Под землей умруны слушают. Да, именно слушают. Кто о чем говорит, какие вести разносятся по земле и под землей. Сюда стекаются все новости, здесь можно и поживиться чем-то интересным.
Умруны, конечно, нахалы. Просто так ничего не расскажут, но уж я найду чем рассчитаться. Куда им, горемычным, сына Кощеева бедным сделать.
Нужная таверна находилась под корнями огромного старого дуба. Сколоченная из черных досок, с разрисованными красным ставнями, покатой крышей, усеянной черепичными шипами. Хищных летунов тут хватает, и каждый норовит загнездиться на крыше. Оно-то ничего, но потом то крышу латай от мощных когтей, то мой ее, полностью заделанную отходами жизнедеятельности. Вот химеры, например. С виду приличная жуткая ночная тварь. А ведет себя словно голубь какой. В худшем понимании этого слова.
Дверь в таверну «Умряг» закрывалась с трудом, а открывалась и того хуже. Но мне поддалась. По глазам сразу ударила непроглядная тьма, но, ощутив, кто пожаловал, тут же хлопнула крыльями и смоталась в дальний угол.
– Э-ге-ге! – крикнул из-за стойки Кривсун. – Какая нечисть в наших краях!

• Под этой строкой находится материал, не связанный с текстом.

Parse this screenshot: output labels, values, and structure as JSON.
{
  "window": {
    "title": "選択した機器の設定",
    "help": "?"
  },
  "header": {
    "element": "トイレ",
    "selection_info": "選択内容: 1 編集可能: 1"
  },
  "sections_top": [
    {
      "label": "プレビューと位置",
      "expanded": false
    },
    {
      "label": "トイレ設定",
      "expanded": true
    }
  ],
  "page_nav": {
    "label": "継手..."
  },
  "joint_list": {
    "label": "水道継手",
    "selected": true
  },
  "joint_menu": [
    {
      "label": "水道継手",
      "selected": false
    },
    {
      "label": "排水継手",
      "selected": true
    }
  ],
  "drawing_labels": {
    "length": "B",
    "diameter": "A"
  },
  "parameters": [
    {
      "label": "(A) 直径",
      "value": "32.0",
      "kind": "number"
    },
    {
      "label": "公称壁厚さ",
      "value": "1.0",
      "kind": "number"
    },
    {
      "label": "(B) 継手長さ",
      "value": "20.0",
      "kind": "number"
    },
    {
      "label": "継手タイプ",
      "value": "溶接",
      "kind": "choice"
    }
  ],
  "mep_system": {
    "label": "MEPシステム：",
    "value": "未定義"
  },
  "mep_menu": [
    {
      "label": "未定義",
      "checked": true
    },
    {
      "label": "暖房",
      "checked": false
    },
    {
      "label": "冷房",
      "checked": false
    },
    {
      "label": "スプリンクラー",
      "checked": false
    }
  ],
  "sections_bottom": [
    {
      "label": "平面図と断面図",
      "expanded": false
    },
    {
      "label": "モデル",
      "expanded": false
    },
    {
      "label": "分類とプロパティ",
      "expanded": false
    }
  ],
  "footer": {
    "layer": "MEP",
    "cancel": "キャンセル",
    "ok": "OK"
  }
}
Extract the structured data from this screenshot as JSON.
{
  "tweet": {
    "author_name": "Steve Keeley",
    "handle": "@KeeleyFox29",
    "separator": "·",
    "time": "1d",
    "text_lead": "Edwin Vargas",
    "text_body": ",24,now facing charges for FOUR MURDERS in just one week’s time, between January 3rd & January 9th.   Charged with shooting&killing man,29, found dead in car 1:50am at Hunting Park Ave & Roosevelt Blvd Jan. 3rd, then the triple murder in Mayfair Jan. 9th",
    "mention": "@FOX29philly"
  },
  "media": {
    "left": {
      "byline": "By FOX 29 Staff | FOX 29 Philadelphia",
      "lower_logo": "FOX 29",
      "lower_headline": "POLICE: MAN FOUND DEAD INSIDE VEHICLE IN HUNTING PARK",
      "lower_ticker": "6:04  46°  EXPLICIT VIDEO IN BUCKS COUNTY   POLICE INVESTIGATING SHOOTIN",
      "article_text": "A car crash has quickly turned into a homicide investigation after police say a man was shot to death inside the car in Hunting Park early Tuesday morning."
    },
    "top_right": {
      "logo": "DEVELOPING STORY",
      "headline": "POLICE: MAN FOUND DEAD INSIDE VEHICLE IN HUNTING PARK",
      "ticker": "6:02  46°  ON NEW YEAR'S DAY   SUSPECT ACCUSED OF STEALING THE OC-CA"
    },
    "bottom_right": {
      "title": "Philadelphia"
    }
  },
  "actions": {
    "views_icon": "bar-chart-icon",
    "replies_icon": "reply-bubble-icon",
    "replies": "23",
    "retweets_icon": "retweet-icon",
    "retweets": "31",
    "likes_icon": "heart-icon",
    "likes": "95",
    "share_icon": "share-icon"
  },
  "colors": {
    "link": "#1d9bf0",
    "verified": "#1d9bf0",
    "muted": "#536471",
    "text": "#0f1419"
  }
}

Я довольно оскалился в приветственной улыбке и прошел по залитому красноватым светом помещению. Деревянные прямоугольные столы, грубо сделанные лавки, такая же стойка. На каждом столе – куриный череп, чтобы, прикоснувшись, можно было увидеть оранжевый огонек и вызвать шустрого подавальщика к себе.
Кривсун вышел из-за стойки, поправил внушительный живот, кое-как прикрытый мешковатым балахоном и фартуком поверх, и похлопал меня по плечу.
– Забыл ты что-то нас совсем.
Ручища у него тяжелая, от дружеского похлопывания и в коленках согнуться недолго. Но был готов, поэтому даже не шевельнулся.
– Не ври, на прошлой неделе заглядывал.
Кривсун усмехнулся. Зубы-то у него желто-серые, но все же остались. Улыбочка еще та. Глаз один сильно щурит, почти не раскрывает нормально. Второй вот ничего. Нос сломан неоднократно, челюсть кривовата. Лысина так и блестит на свету. Правда, около затылка есть небольшая дыра, но она ему уже не мешает. В жизни Кривсун был разбойником, потому жизнь вел крайне неправедную и сгинул где-то в канаве от рук своих же подельников. После смерти побыл под землей, на исправительных работах по добыче золота и драгоценных камней подземельного народа, заодно кое-что заработал и переселился в умрунскую деревню. Больно уж хорошо слышал шепотки. Но не человеческие, а всяких нелюдей да существ, живущих подальше от городов.